En la investigación histórica que tuve que realizar para el documental me di cuenta que no. El sentimiento nacionalista siempre había existido. La independencia de España nos tomó siendo aún una nación muy pequeña y sin infraestructura, es por ello que nos unimos a La Gran Colombia de Bolívar pero la intención de ser independientes prevalecía. Luego cae el proyecto de Bolívar y quedamos unidos como un Estado de Colombia, pero de igual manera se fueron forjando movimientos internos, que encontraron mayor fuerza a inicios de siglo, hasta la separación de Colombia.
De una manera u otra, los Estados Unidos mediaron para que se generara esa independencia, ya teniendo interés en el canal y la dominación geográfica de América del Sur, desde Panamá.
Comenzamos entonces un tercer movimiento de identidad nacionalista, desde el día siguiente a la firma del Tratado de 1903, un tratado que establecía la presencia norteamericana “a perpetuidad”.

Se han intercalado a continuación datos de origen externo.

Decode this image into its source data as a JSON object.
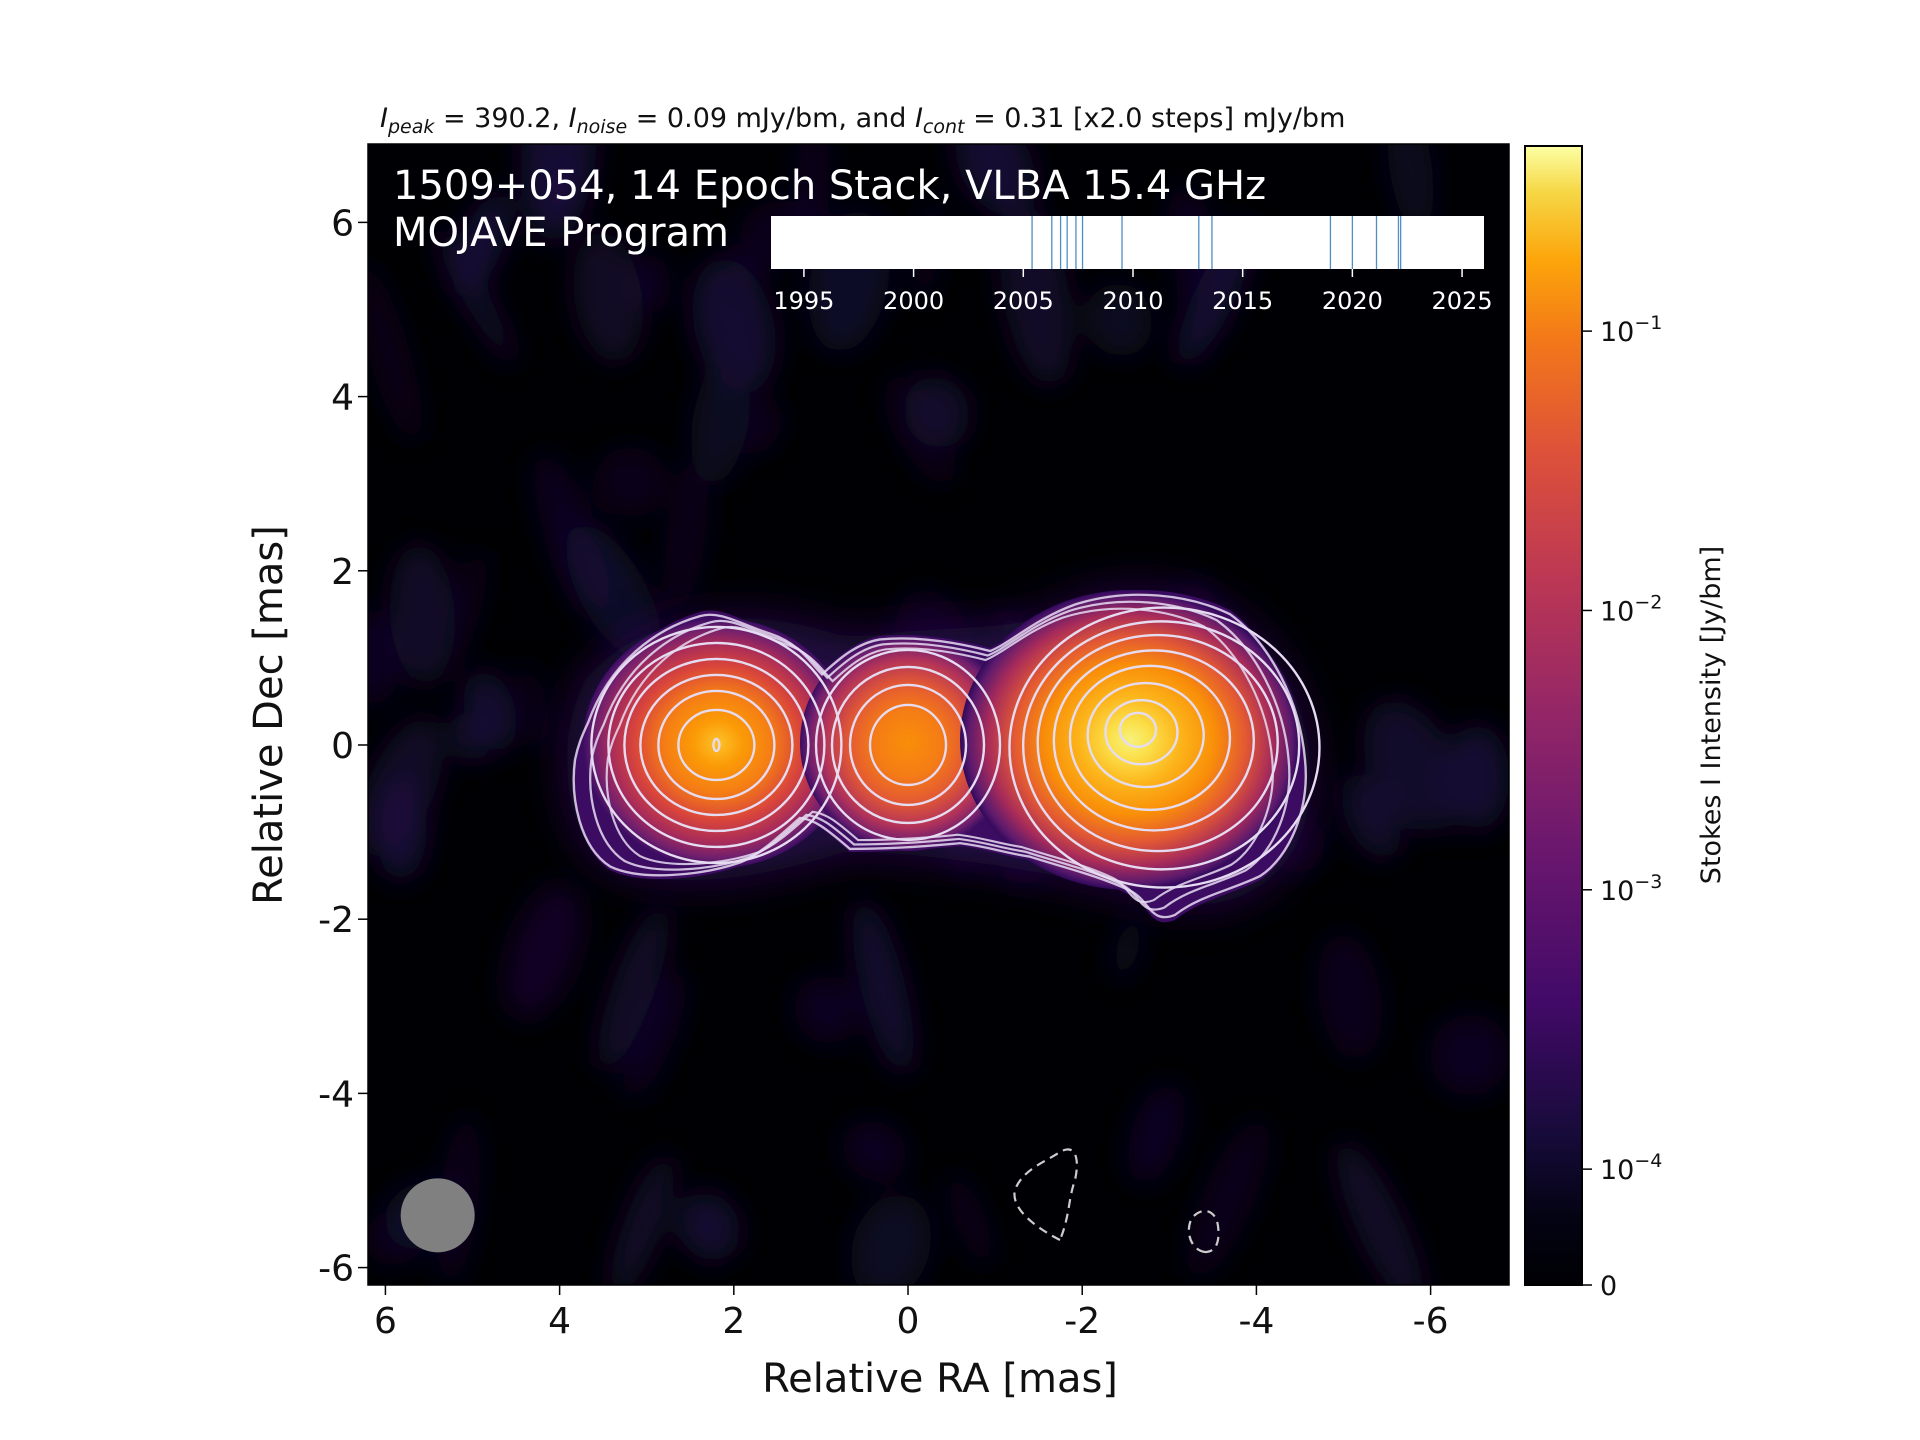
{
  "chart_data": {
    "type": "heatmap",
    "title": "I_peak = 390.2, I_noise = 0.09 mJy/bm, and I_cont = 0.31 [x2.0 steps] mJy/bm",
    "title_parts": {
      "peak_label": "peak",
      "peak_value": " = 390.2, ",
      "noise_label": "noise",
      "noise_value": " = 0.09 mJy/bm, and ",
      "cont_label": "cont",
      "cont_value": " = 0.31 [x2.0 steps] mJy/bm",
      "symbol": "I"
    },
    "annotation_line1": "1509+054, 14 Epoch Stack, VLBA 15.4 GHz",
    "annotation_line2": "MOJAVE Program",
    "xlabel": "Relative RA [mas]",
    "ylabel": "Relative Dec [mas]",
    "xlim": [
      6.2,
      -6.9
    ],
    "ylim": [
      -6.2,
      6.9
    ],
    "x_ticks": [
      6,
      4,
      2,
      0,
      -2,
      -4,
      -6
    ],
    "x_tick_labels": [
      "6",
      "4",
      "2",
      "0",
      "-2",
      "-4",
      "-6"
    ],
    "y_ticks": [
      6,
      4,
      2,
      0,
      -2,
      -4,
      -6
    ],
    "y_tick_labels": [
      "6",
      "4",
      "2",
      "0",
      "-2",
      "-4",
      "-6"
    ],
    "components": [
      {
        "x": 2.2,
        "y": 0.0,
        "peak_jy": 0.07
      },
      {
        "x": 0.0,
        "y": 0.0,
        "peak_jy": 0.045
      },
      {
        "x": -2.6,
        "y": 0.2,
        "peak_jy": 0.39
      }
    ],
    "negative_contours": [
      {
        "x": -1.8,
        "y": -5.3
      },
      {
        "x": -3.4,
        "y": -5.6
      }
    ],
    "beam": {
      "x": 5.4,
      "y": -5.4,
      "major_mas": 0.85
    },
    "epoch_timeline": {
      "xlim": [
        1993.5,
        2026.0
      ],
      "ticks": [
        1995,
        2000,
        2005,
        2010,
        2015,
        2020,
        2025
      ],
      "tick_labels": [
        "1995",
        "2000",
        "2005",
        "2010",
        "2015",
        "2020",
        "2025"
      ],
      "epochs": [
        2005.4,
        2006.3,
        2006.7,
        2007.0,
        2007.4,
        2007.7,
        2009.5,
        2013.0,
        2013.6,
        2019.0,
        2020.0,
        2021.1,
        2022.1,
        2022.2
      ]
    },
    "colorbar": {
      "label": "Stokes I Intensity [Jy/bm]",
      "scale": "log",
      "colormap": "inferno",
      "ticks": [
        {
          "value": 0.1,
          "base": "10",
          "exp": "−1"
        },
        {
          "value": 0.01,
          "base": "10",
          "exp": "−2"
        },
        {
          "value": 0.001,
          "base": "10",
          "exp": "−3"
        },
        {
          "value": 0.0001,
          "base": "10",
          "exp": "−4"
        },
        {
          "value": 0,
          "label": "0"
        }
      ]
    },
    "colors": {
      "contour": "#e6dcf2",
      "negative_contour": "#cccccc",
      "beam": "#808080",
      "epoch_line": "#4f8fc4",
      "background": "#000004"
    }
  }
}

Las diferentes intervenciones militares (fueron varias durante un siglo) incrementaron ese nacionalismo panameño ya existente, pero conseguir su salida no fue fácil y ameritó muchos sacrificios a diferencia de las 2 separaciones anteriores que fueron negociadas.
La relación entre Estados Unidos y Panamá estuvo marcada por el paternalismo. ¿Cree que los panameños han conseguido superar esa posición de inferioridad?
Nos trataban de vender la idea de que sin la presencia de los Estados Unidos, los privilegios (a los que muy pocos panameños tenían derecho), lo dólares que gastaban en las fiestas de la capital, los taxis que usaban, los apartamentos que alquilaban fuera de la zona del canal y otras actividades producto de su presencia, no podríamos vivir sin ella.
La historia ha demostrado que no fue así.
¿En qué sentido ha cambiado el país desde el 31 de diciembre de 1999 hasta ahora? ¿Cree que la salida de los Estados Unidos ha sido favorable para Panamá?
Pues lo primero es que ese día se dio nuestra real independencia, por la que pagamos un precio muy alto. Ha cambiado el país en muchos sentidos y para bien.
Las áreas revertidas (antigua zona del canal) han pasado a ser parte de Panamá y su uso es ahora decidido por el Estado panameño. Hoy hay escuelas y universidades en lo que antes eran bases militares y resguardo de material bélico.
El Canal es enteramente administrado por manos panameñas y hemos tomado la decisión, a través de un plebiscito, de ampliarlo para un mejor funcionamiento. No tuvimos que pedir permiso.
Para mi, también es importante que la gente se diera cuenta que éramos capaces de forjar nuestro propio destino, aunque en el camino nos equivoquemos.